Qu'est-ce que l'ivresse des profondeurs ?
La plongée et l'apnée sont deux loisirs qui repoussent les limites de notre organisme habitué à la terre ferme et, surtout, habitué à respirer de l'air à une pression qui nous est normale. En plongeant sous l'eau en effet, les conditions changent et mettent à mal notre corps.
Une question de pression
L'air que nous respirons est composé de plusieurs gaz, dont les principaux sont l'azote à 78% (plus précisément du diazote) et l'oxygène à 21% (plus précisément du dioxygène). Lorsque nous respirons, ces deux gaz passent dans le sang. Le dioxygène est alors consommé par l'organisme, mais le diazote, qui lui est inutile, reste dissout dans le sang avant de passer dans les tissus. L'élimination du diazote se fait ensuite graduellement par expiration : celui contenu dans le sang est le premier éliminé, celui passé dans les tissus devant préalablement se dissoudre dans le sang pour l'être. En d'autres termes, cela signifie qu'à tout moment, nous avons toujours de l'azote dans le sang.
A la surface, la pression atmosphérique est d'environ 1 bar. A cette valeur, la pression partielle du diazote dans le sang, c'est-à-dire sa contribution à la pression totale, est de 0,8 bar. Il faut savoir que plus un plongeur va s'enfoncer sous l'eau, plus la pression que celle-ci exerce sur son corps va augmenter, et que cela va à son tour augmenter la pression partielle du diazote contenu dans le sang. C'est quand cette pression atteint 5,6 bars que survient l'ivresse des profondeurs : l'azote se fixe alors sur la gaine des fibres nerveuses (la myéline) et va partiellement bloquer, ou du moins retarder, la propagation des influx nerveux.
Les symptômes de l'ivresse des profondeurs
Le premier signe montrant que l'on souffre d'une ivresse des profondeurs, également appelée "narcose à l'azote", est une indicible euphorie qui nous gagne peu à peu. On se sent bien et même un peu soûl, d'où le nom de cette affection.
Assez vite cependant, la sensation de bien-être s'accompagne d'une réduction des capacités psychomotrices ainsi que d'un trouble de la concentration. On n'arrive plus à penser rationnellement. S'ensuit une modification complète des perceptions avec un champ de vision qui s'amenuise, des distances désormais impossibles à évaluer correctement, et une notion du temps faussée. Certains plongeurs et apnéistes développent aussi un sentiment d'oppression et de solitude, parfois même accompagné d'hallucinations angoissantes.

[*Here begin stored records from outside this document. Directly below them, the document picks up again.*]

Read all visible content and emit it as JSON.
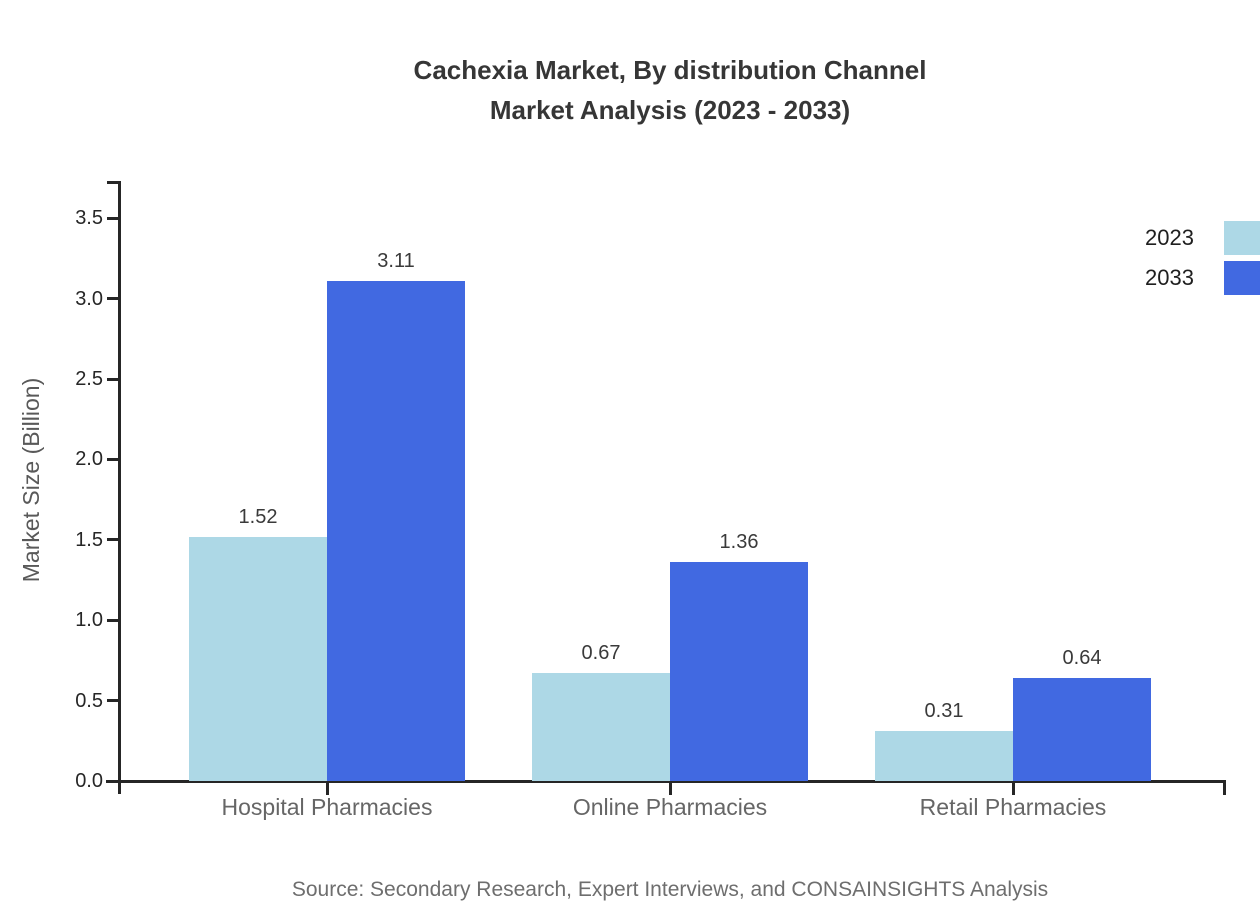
{
  "title": {
    "line1": "Cachexia Market, By distribution Channel",
    "line2": "Market Analysis (2023 - 2033)"
  },
  "source": {
    "text": "Source: Secondary Research, Expert Interviews, and CONSAINSIGHTS Analysis"
  },
  "legend": {
    "items": [
      {
        "label": "2023",
        "color": "#ADD8E6"
      },
      {
        "label": "2033",
        "color": "#4169E1"
      }
    ]
  },
  "colors": {
    "series_2023": "#ADD8E6",
    "series_2033": "#4169E1",
    "axis": "#262626",
    "title_text": "#363636",
    "category_label": "#666666",
    "value_label": "#3a3a3a",
    "source_text": "#6e6e6e"
  },
  "chart_data": {
    "type": "bar",
    "categories": [
      "Hospital Pharmacies",
      "Online Pharmacies",
      "Retail Pharmacies"
    ],
    "series": [
      {
        "name": "2023",
        "color": "#ADD8E6",
        "values": [
          1.52,
          0.67,
          0.31
        ]
      },
      {
        "name": "2033",
        "color": "#4169E1",
        "values": [
          3.11,
          1.36,
          0.64
        ]
      }
    ],
    "title": "Cachexia Market, By distribution Channel Market Analysis (2023 - 2033)",
    "xlabel": "",
    "ylabel": "Market Size (Billion)",
    "ylim": [
      0,
      3.7
    ],
    "yticks": [
      0,
      0.5,
      1,
      1.5,
      2,
      2.5,
      3,
      3.5
    ],
    "grid": false,
    "legend_position": "top-right",
    "value_labels": true
  }
}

Ces pertes de perception et de concentration associées aux bouffées délirantes peuvent être fatales en profondeur. Outre les comportements dangereux que l'on peut alors avoir en étant "ivre" (déambulation sous l'eau jusqu'à perte de repères, retrait du détendeur, etc.), ne plus avoir conscience du temps passé en plongée ou de la profondeur conduit tout simplement à la noyade si la bouteille d'air se vide sans que l'on ne s'en rende compte.
Une sensibilité inégale à la narcose
Nous ne sommes pas tous égaux devant l'ivresse des profondeurs. Certains par exemple, la ressentent dès que le diazote atteint les 3 ou 4 bars de pression partielle, une pression équivalente à 30 et 40 mètres de profondeur. D'autres pourtant n'en ressentiront pas les effets avant d'atteindre les 50 mètres. A partir de 60 mètres par contre, la narcose à l'azote est quasi inévitable si on utilise une bouteille d'air comprimé.
Pour éviter l'ivresse, les plongeurs voulant atteindre de plus grandes profondeurs, généralement dès 40 mètres, délaissent donc ces bouteilles pour d'autres plus spécifiques. Celles dites "trimix", par exemple, contiennent un mélange de 3 gaz dont une faible proportion d'azote (les deux autres étant du dioxygène et de l'hélium). D'autres, comme l'hydrox ou l'héliox, font totalement l'impasse sur l'azote qui est remplacé par de l'hydrogène ou de l'hélium. D'autres encore contiennent du nitrox, un air dont le pourcentage de dioxygène a été augmenté (on dit alors qu'il est "suroxygéné"), mais qui limite tout de même le plongeur à une quarantaine de mètres.